By the numbers: AstraZeneca will pay Dizal $600m upfront, with a further $400m available in development milestones and $500m tied to sales targets. Dizal will also receive tiered royalties reaching the low double digits on global sales.

How it works: EGFR is a protein on the surface of cells that helps control their growth and survival. Mutations in the gene can leave the protein permanently switched on, driving the uncontrolled cell growth seen in some lung cancers.

  • EGFR inhibitors are designed to block this signalling. However, exon 20 insertion mutations alter the protein in a way that makes many earlier EGFR drugs less effective, creating demand for medicines specifically designed to target this subgroup.

Zoom in: Zegfrovy (sunvozertinib) is an oral EGFR inhibitor approved in the US and China for previously treated patients with locally advanced or metastatic non-small cell lung cancer carrying EGFR exon 20 insertion mutations.

  • Dizal has applied to expand the drug’s label into the first-line setting following positive results from the global phase 3 Wu-Kong28 trial.
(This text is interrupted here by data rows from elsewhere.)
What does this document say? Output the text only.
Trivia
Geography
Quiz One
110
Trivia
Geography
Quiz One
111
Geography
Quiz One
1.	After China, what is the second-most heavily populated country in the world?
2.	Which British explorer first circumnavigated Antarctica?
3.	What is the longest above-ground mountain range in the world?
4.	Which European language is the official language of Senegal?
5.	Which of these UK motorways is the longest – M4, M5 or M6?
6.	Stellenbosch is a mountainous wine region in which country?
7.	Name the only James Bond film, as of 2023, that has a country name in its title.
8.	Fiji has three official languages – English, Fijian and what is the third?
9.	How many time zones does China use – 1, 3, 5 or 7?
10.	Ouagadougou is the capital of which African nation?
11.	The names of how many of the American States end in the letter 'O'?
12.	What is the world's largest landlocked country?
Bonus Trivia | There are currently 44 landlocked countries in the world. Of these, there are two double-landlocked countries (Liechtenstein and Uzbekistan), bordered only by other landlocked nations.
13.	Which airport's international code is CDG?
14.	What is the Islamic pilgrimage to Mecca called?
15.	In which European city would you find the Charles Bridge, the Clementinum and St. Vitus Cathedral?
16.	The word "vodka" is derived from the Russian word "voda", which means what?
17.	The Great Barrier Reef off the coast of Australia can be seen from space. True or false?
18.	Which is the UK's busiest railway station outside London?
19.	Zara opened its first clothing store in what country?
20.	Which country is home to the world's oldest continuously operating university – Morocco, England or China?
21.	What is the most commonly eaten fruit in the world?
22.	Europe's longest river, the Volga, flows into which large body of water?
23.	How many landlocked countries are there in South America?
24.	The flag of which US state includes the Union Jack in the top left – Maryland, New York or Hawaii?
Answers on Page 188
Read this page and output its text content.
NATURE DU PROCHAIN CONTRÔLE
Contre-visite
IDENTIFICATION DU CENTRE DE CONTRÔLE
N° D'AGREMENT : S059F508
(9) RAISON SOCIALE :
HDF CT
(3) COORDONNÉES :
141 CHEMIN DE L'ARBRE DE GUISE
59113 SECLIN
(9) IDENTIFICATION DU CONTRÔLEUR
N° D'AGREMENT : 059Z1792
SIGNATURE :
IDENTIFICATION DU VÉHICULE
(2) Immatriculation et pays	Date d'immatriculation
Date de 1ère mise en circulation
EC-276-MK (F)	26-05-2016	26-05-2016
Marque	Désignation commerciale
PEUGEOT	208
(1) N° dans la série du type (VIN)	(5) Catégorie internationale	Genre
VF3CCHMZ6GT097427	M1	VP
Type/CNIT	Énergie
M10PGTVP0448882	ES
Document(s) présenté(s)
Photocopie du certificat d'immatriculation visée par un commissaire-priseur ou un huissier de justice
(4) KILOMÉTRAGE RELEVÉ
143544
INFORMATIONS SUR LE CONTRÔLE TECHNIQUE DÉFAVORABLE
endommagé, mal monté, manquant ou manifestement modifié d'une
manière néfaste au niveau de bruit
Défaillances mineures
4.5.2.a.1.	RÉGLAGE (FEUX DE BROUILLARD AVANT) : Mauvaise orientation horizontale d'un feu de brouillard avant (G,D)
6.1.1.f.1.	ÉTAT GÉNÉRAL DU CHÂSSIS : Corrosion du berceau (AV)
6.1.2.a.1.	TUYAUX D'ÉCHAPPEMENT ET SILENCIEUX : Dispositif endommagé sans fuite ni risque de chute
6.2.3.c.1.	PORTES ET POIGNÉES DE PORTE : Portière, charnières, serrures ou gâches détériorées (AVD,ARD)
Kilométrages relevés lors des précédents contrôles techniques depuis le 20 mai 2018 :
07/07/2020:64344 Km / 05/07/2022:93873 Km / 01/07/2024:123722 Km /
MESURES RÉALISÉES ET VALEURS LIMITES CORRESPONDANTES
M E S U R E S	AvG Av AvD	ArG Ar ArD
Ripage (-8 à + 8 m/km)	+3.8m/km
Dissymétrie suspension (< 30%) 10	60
The study showed Zegfrovy reduced the risk of disease progression or death by 35% compared with platinum-based chemotherapy.
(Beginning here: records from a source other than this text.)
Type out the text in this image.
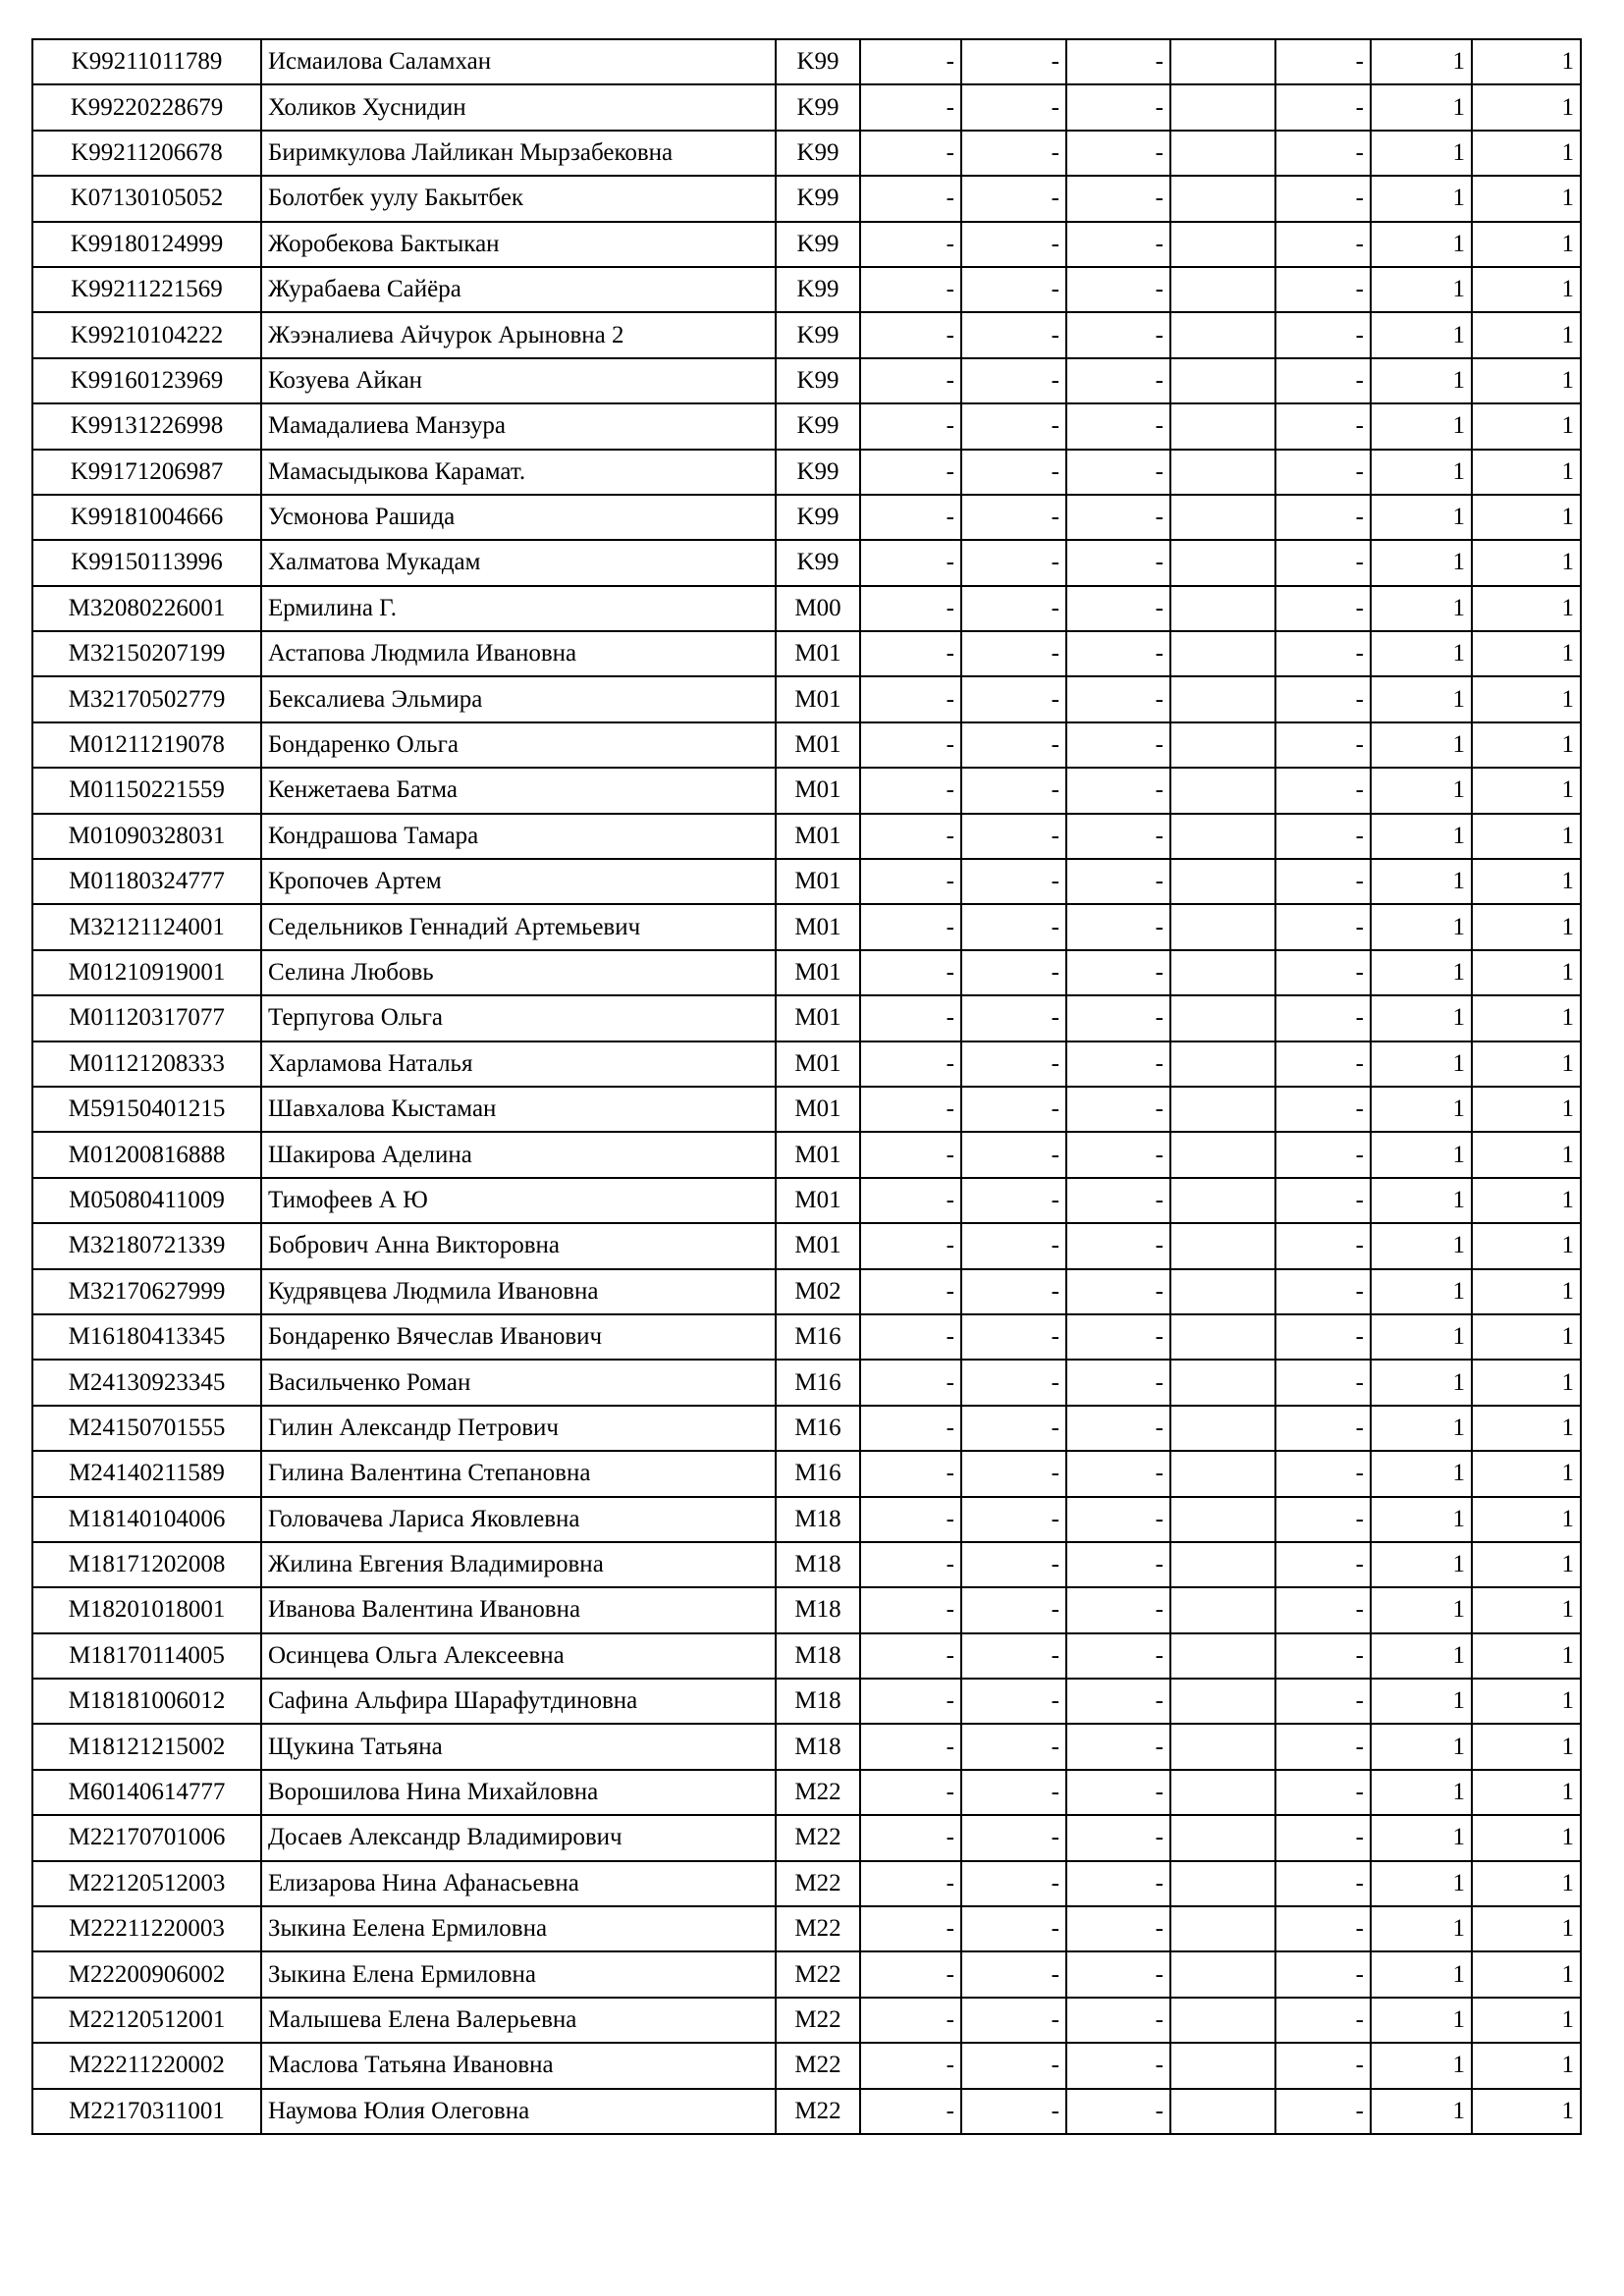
K99211011789	Исмаилова Саламхан	K99	-	-	-		-	1	1
K99220228679	Холиков Хуснидин	K99	-	-	-		-	1	1
K99211206678	Биримкулова Лайликан Мырзабековна	K99	-	-	-		-	1	1
K07130105052	Болотбек уулу Бакытбек	K99	-	-	-		-	1	1
K99180124999	Жоробекова Бактыкан	K99	-	-	-		-	1	1
K99211221569	Журабаева Сайёра	K99	-	-	-		-	1	1
K99210104222	Жээналиева Айчурок Арыновна 2	K99	-	-	-		-	1	1
K99160123969	Козуева Айкан	K99	-	-	-		-	1	1
K99131226998	Мамадалиева Манзура	K99	-	-	-		-	1	1
K99171206987	Мамасыдыкова Карамат.	K99	-	-	-		-	1	1
K99181004666	Усмонова Рашида	K99	-	-	-		-	1	1
K99150113996	Халматова Мукадам	K99	-	-	-		-	1	1
M32080226001	Ермилина Г.	M00	-	-	-		-	1	1
M32150207199	Астапова Людмила Ивановна	M01	-	-	-		-	1	1
M32170502779	Бексалиева Эльмира	M01	-	-	-		-	1	1
M01211219078	Бондаренко Ольга	M01	-	-	-		-	1	1
M01150221559	Кенжетаева Батма	M01	-	-	-		-	1	1
M01090328031	Кондрашова Тамара	M01	-	-	-		-	1	1
M01180324777	Кропочев Артем	M01	-	-	-		-	1	1
M32121124001	Седельников Геннадий Артемьевич	M01	-	-	-		-	1	1
M01210919001	Селина Любовь	M01	-	-	-		-	1	1
M01120317077	Терпугова Ольга	M01	-	-	-		-	1	1
M01121208333	Харламова Наталья	M01	-	-	-		-	1	1
M59150401215	Шавхалова Кыстаман	M01	-	-	-		-	1	1
M01200816888	Шакирова Аделина	M01	-	-	-		-	1	1
M05080411009	Тимофеев А Ю	M01	-	-	-		-	1	1
M32180721339	Бобрович Анна Викторовна	M01	-	-	-		-	1	1
M32170627999	Кудрявцева Людмила Ивановна	M02	-	-	-		-	1	1
M16180413345	Бондаренко Вячеслав Иванович	M16	-	-	-		-	1	1
M24130923345	Васильченко Роман	M16	-	-	-		-	1	1
M24150701555	Гилин Александр Петрович	M16	-	-	-		-	1	1
M24140211589	Гилина Валентина Степановна	M16	-	-	-		-	1	1
M18140104006	Головачева Лариса Яковлевна	M18	-	-	-		-	1	1
M18171202008	Жилина Евгения Владимировна	M18	-	-	-		-	1	1
M18201018001	Иванова Валентина Ивановна	M18	-	-	-		-	1	1
M18170114005	Осинцева Ольга Алексеевна	M18	-	-	-		-	1	1
M18181006012	Сафина Альфира Шарафутдиновна	M18	-	-	-		-	1	1
M18121215002	Щукина Татьяна	M18	-	-	-		-	1	1
M60140614777	Ворошилова Нина Михайловна	M22	-	-	-		-	1	1
M22170701006	Досаев Александр Владимирович	M22	-	-	-		-	1	1
M22120512003	Елизарова Нина Афанасьевна	M22	-	-	-		-	1	1
M22211220003	Зыкина Еелена Ермиловна	M22	-	-	-		-	1	1
M22200906002	Зыкина Елена Ермиловна	M22	-	-	-		-	1	1
M22120512001	Малышева Елена Валерьевна	M22	-	-	-		-	1	1
M22211220002	Маслова Татьяна Ивановна	M22	-	-	-		-	1	1
M22170311001	Наумова Юлия Олеговна	M22	-	-	-		-	1	1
The big picture: Johnson & Johnson’s Rybrevant is already approved as a first-line treatment for this patient group alongside the two chemotherapy drugs carboplatin and pemetrexed. Zegfrovy could offer a simpler oral alternative to that antibody and chemotherapy combination, although overall survival data and a full assessment of its safety profile will be important in determining its competitive position.

Backstory: AstraZeneca formed Dizal as a joint venture in 2017 by transferring staff, research capabilities and early-stage programmes from its Innovation Center China. Dizal CEO Xiaolin Zhang previously led the centre, while AstraZeneca remains one of the biotech’s largest shareholders with a 23.4% stake.

Also notable: The agreement continues AstraZeneca’s dealmaking push in China. It follows recent agreements covering a kidney disease programme from CSPC Pharmaceutical and ex-China rights to Sino Biopharmaceutical’s experimental COPD drug TQC3721.

The bottom line: AstraZeneca is effectively buying back into science that originated inside its own organisation, but only after Dizal carried Zegfrovy through development, approval and a pivotal first-line trial.